アメリカ大統領選挙で、前マサチューセッツ州知事のロムニー氏が共和党候補になることが確実になった。熱心なモルモン教(末日聖徒イエス・キリスト教会)信者で知られ、まだ候補段階とはいえ、歴代大統領がカトリックのケネディを除けばプロテスタントで占められる中では珍しい。

モルモン教は、会員が700万人以上いるとはいえ過去には「異端」視もされ、最近も保守的な南部の牧師から「カルト」呼ばわりされたと伝えられる。そんな宗教的に比較的「少数派」の登場は、同国社会の「寛容度」を測る指標になるのだろうか。

ロムニー氏は長年、同州で教団役員を務め、大都市ボストンの組織トップでもあった。その手腕から教団本部のあるソルトレークシティーの冬季五輪の組織委員会長に就任したのが、政治への入り口だったと報道されている。

だが、巨額の宣伝費を投じた汚い中傷の応酬が定番の候補指名争いの中で、「荒稼ぎに走る資本家」というあながち的外れでもない評判が定着したのに加え、過去に一夫多妻制を認めていたモルモン教を毛嫌いする人々の反発も強かった。
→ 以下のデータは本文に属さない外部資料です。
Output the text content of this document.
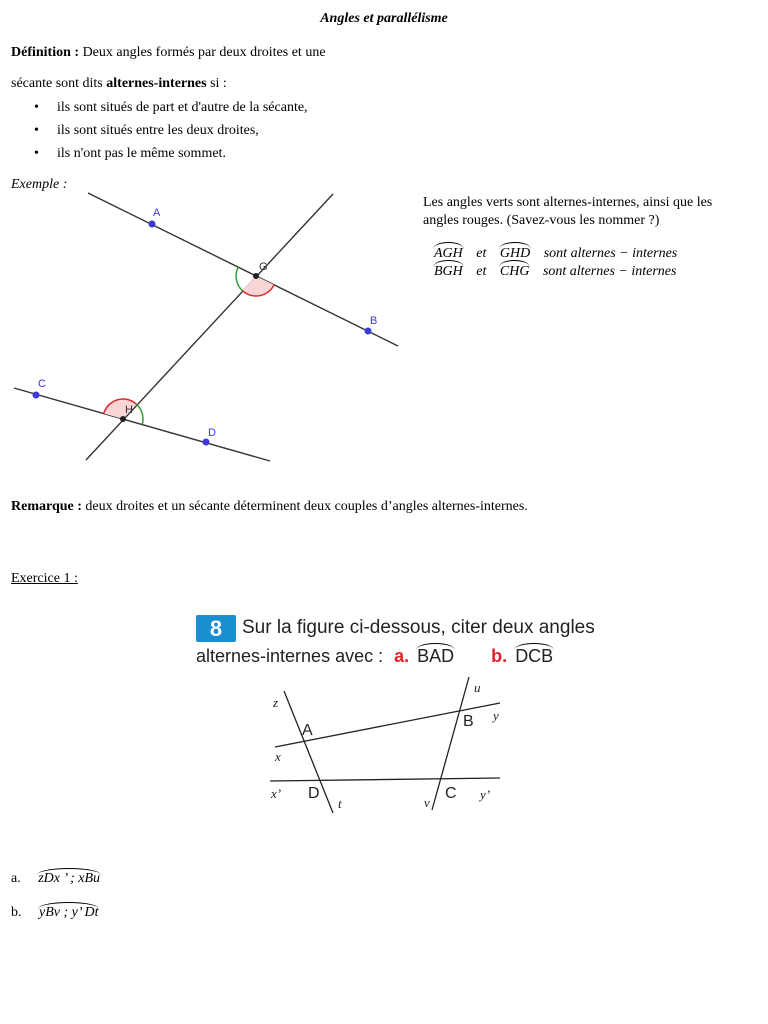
Angles et parallélisme
Définition : Deux angles formés par deux droites et une
sécante sont dits alternes-internes si :
• ils sont situés de part et d'autre de la sécante,
• ils sont situés entre les deux droites,
• ils n'ont pas le même sommet.
Exemple :
A
B
G
C
D
H
Les angles verts sont alternes-internes, ainsi que les
angles rouges. (Savez-vous les nommer ?)
AGH et GHD sont alternes − internes
BGH et CHG sont alternes − internes
Remarque : deux droites et un sécante déterminent deux couples d’angles alternes-internes.
Exercice 1 :
8	Sur la figure ci-dessous, citer deux angles
alternes-internes avec : a. BAD b. DCB
z
A
x
x’ D
t
u
B y
C y’
v
a. zDx ’ ; xBu
b. yBv ; y’ Dt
共和党の最大の基盤である「キリスト教右派」から握手さえ拒否された経験があるというが、だからといって「リベラル」「穏健」かどうかは疑問符付きだ。他方で、その保守派の受け皿として一時は有力候補だったギングリッチ氏は、自身はカトリックであるが、ユダヤ系富豪の支持を得、「パレスチナ人は創作された人々」と暴言を吐いて物議を醸した。

結局、「少数派」を許容したというより、スキャンダル暴露合戦による党のイメージダウンを避け、現職オバマ大統領に「勝てる候補」として資金力もあるロムニー氏が残った、との見方が多い。

モルモン教自体がかつて非常に排他的であったとされ、氏自身も選挙戦の中で妊娠中絶・同性婚問題での意見を保守派寄りに変えたと批判されているなど、「寛容」とは懸け離れた印象が強い。

アフガニスタンでの米軍兵士によるイスラーム聖典クルアーン(コーラン)焼却事件。それを謝罪した大統領への非難。同じく米兵による民間人虐殺事件。

あるいは世界最大の核保有国であることは棚に上げて「核開発」に圧力をかけるイラノフォビア(イラン嫌悪症)など、この国にまつわる事象を見ても、「異なる価値」への根強い偏見があり、その社会を動かす基調は、やはり力と政治の論理のように見える。